Per le grandi città si è detto che il problema è soprattutto nei trasporti e riguarda in particolar modo i lavoratori. Avete mai chiesto al ministero o agli enti che gestiscono i musei di far rimborsare ai dipendenti viaggi con mezzi propri onde evitar di far prender loro i mezzi pubblici?

Con il Ministero stiamo tentando di lavorare ad un welfare per i nostri lavoratori ma non è semplice perché fino a prima della pandemia le risorse erano sempre ridotte. Tanti colleghi risiedono lontano dai luoghi di lavoro e per molti sarebbe difficoltoso utilizzare mezzi propri. Per questo ci è sembrato prioritario chiedere la vaccinazione dei lavoratori del MiC che operano negli uffici e nei luoghi della cultura a contatto con il pubblico e che sono stati riaperti perché erogano servizi essenziali e stanno rispondendo ad esigenze specifiche, come ad esempio i colleghi degli archivi e delle biblioteche.

Ci sono stati dipendenti pubblici che hanno chiesto al vostro sindacato di aprire i musei? E se sì, in quale percentuale?

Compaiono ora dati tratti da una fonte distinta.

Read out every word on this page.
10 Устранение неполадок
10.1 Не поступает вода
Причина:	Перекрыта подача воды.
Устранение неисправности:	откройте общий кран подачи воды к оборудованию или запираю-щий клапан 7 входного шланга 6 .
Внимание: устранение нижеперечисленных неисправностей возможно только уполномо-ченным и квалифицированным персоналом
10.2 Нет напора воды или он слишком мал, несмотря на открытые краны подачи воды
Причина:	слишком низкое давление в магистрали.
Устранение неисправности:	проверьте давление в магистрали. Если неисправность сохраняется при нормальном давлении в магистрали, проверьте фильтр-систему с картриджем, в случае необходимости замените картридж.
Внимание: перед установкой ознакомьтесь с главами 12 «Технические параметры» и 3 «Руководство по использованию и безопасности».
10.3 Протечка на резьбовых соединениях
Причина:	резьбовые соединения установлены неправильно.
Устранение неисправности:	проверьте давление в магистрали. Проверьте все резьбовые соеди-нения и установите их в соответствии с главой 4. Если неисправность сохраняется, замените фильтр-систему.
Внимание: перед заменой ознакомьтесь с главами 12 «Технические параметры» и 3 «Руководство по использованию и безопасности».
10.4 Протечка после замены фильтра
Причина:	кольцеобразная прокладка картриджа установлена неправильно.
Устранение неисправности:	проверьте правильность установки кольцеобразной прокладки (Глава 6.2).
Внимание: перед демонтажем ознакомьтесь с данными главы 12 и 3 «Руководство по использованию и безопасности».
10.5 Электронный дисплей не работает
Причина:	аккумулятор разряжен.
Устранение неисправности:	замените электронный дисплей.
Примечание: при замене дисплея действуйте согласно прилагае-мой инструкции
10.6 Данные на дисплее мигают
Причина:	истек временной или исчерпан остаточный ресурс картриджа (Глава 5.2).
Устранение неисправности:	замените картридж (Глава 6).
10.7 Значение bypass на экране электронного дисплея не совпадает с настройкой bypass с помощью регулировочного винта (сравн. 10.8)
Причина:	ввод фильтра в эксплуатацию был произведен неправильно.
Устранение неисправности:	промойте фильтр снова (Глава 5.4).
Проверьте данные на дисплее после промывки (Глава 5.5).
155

Non siamo in grado di stimare una percentuale. Sicuramente molti colleghi sono dispiaciuti e rattristati di questa chiusura prolungata e ce lo hanno manifestato in diversi modi. C’è anche da dire che nei nostri musei le attività in questi mesi non si sono mai fermate. Il personale ha continuato a garantire la sorveglianza e si è colta l’occasione per rivedere i percorsi museali, portare avanti lavori di restauro, manutenzione e conservazione delle collezioni; inoltre si è dato grande impulso alle attività di digitalizzazione ed alla comunicazione digitale (un caso è emblematico è il bellissimo lavoro fatto dai colleghi del Museo Archeologico di Venezia oppure della Galleria degli Uffizi).

Secondo voi cosa bisogna fare per aprire un museo in sicurezza?

Nei primi 15 giorni del maggio 2020 le Organizzazioni sindacali e il Ministero hanno lavorato alacremente per stilare un protocollo per la riapertura di musei, archivi e biblioteche avvenuta gradualmente poi dal 18 maggio 2020. Quel protocollo è, a nostro giudizio, un ottimo punto di partenza. Il continuo confronto tra datori di lavoro e sindacati a livello di ogni singolo istituto ha poi permesso dei continui aggiornamenti e miglioramenti dello stesso. Per noi l’applicazione di quel protocollo è garanzia di sicurezza per i visitatori e per i lavoratori. Oltre a questo crediamo che incentivare il sistema delle prenotazioni, come stanno facendo biblioteche e archivi, potrebbe essere un sistema utile per una migliore gestione dei flussi.

Avete fatto o state facendo pressioni sul ministero della cultura per chiedere di riaprire tutto il prima possibile, logicamente in sicurezza e nel rispetto dei protocolli vigenti?

Siamo convinti che una delle priorità per riaprire quanto prima i musei, oltre al rispetto dei protocolli di sicurezza, sia anche quello di mettere in sicurezza i lavoratori che ogni giorno sono a contatto con decine di persone. Abbiamo a più riprese chiesto di inserire i lavoratori dei musei e di tutti i luoghi della cultura, servizi essenziali ai sensi della L. 146/1990, nel piano vaccinale insieme a tutte le altre categorie dei servizi pubblici. Per ora però la nostra richiesta è ferma al Ministero della Salute.